In the United States, comparable sales growth dipped to 4.4% from 5.7% in July 2010. The recently introduced Mango Pineapple Smoothie along with the popularity of Frozen Strawberry Lemonade and McCafe shakes boosted the beverage line-up. The chain also continues to feature $1 soft drinks and sweet tea in the majority of its stores, which will drive its future revenue. Continued demand for core offerings, including Chicken McNuggets and McDonald's market-leading breakfast, were the other major contributors in the month.

Europe maintained a growth momentum of 5.3% year over year. Quarterly growth was backed by stronger performance in the U.K., Russia and Germany. Unique premium menu offerings, including premium beef and chicken options, sustained focus on multiple-tier menus, new products across all price tiers, and a restaurant reimaging program contributed to the month’s performance.

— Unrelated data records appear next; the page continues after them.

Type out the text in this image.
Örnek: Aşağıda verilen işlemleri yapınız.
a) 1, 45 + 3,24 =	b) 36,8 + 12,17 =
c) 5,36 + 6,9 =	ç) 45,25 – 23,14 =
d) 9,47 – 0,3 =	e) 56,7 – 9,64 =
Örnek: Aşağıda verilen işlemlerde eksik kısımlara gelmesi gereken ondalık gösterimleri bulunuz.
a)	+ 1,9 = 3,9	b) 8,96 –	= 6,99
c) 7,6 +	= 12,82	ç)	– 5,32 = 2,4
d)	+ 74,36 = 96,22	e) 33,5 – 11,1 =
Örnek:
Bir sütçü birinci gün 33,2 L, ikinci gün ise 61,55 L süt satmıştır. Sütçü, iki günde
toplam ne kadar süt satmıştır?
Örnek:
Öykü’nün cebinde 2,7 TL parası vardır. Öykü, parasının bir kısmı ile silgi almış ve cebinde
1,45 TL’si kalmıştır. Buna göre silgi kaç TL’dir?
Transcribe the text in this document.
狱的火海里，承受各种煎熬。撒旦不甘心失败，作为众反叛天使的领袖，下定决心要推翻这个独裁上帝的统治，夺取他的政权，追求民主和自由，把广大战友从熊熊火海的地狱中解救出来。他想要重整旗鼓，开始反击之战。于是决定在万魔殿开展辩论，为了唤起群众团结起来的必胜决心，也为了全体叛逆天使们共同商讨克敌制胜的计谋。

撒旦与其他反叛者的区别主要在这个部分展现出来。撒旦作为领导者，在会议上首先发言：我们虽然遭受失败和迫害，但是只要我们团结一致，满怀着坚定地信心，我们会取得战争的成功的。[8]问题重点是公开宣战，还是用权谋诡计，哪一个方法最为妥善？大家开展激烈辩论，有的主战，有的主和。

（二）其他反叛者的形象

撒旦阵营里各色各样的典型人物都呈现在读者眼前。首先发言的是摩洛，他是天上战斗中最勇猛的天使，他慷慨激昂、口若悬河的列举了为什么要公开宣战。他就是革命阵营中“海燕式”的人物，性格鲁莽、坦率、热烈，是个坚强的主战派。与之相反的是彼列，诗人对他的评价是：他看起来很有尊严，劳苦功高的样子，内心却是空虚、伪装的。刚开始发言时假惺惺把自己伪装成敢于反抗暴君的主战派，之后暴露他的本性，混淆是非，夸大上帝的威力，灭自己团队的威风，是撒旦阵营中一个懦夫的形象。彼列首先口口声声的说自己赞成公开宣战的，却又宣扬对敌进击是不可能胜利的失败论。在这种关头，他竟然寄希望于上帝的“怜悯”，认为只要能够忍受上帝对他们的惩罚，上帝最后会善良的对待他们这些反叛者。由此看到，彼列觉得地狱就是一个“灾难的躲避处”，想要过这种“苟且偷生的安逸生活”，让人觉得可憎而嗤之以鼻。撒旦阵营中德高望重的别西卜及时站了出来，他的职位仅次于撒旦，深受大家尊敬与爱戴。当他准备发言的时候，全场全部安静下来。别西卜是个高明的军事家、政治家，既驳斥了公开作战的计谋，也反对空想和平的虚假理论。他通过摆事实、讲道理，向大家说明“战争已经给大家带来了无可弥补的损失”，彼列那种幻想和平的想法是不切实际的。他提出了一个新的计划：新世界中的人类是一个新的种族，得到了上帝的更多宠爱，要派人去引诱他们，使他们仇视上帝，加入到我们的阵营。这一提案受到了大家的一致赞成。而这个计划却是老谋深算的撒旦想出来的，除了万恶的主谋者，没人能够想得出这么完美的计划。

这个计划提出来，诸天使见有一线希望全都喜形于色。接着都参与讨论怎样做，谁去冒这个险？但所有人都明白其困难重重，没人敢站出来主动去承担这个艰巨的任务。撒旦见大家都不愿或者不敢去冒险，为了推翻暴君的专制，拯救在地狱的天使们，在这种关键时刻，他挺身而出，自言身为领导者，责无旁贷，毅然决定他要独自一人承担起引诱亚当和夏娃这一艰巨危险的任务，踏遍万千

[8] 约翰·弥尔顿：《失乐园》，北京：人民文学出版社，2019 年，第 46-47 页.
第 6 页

Driven by healthy performances in China and many other markets, the reported month’s comparable sales grew 4.0% in Asia/Pacific, Middle East and Africa (APMEA). Continued focus on daypart value options, variety in menu as well as locally relevant items drove the segment. However, on a yearly basis, same store sales declined 6.1 percentage points. Slower recovery in the earthquake-ridden Japan and GDP decline in Australia remained headwinds in this region.

System-wide sales increased 14.0%, or 7.1% in constant currencies, in the month under review.

Our Take

We are impressed with the company’s business in Europe, which remained unperturbed despite the implementation of some austerity measures. Going forward, McDonald's U.S. plans to brew more McCafe options to become a beverage destination and leverage core products like Chicken McNuggets and the burger line-up.

The company has pointed out that coffee represented only 2% of sales two years ago and covers over 6% of sales now, that too with room for additional growth. Management plans to continue promoting the McCafe line-up with expectations for continued benefits from Frappes and Smoothies throughout 2011. Beverages are also important outside the United States.

On the flip side, the competitive environment is heating up. One of the major peers of McDonald’s, Yum! Brands Inc. (YUM) is all set to beef up its portfolio in Russia and India, the two prime markets of McDonald’s. Although the scale of Yum! lags far behind McDonald’s in those markets at the current level.

Additionally, the company will face stiff competition from The Wendy's Company (WEN) in the breakfast menu segment. Wendy’s targets to have about 1,000 restaurants serving its new breakfast by the end of this year. High rate of unemployment, mounting commodity inflation and increased gasoline prices also remain other areas for concern.

McDonald’s currently retains a Zacks #3 Rank, which translates into a short-term Hold rating. We are also maintaining our long-term Neutral recommendation on the stock.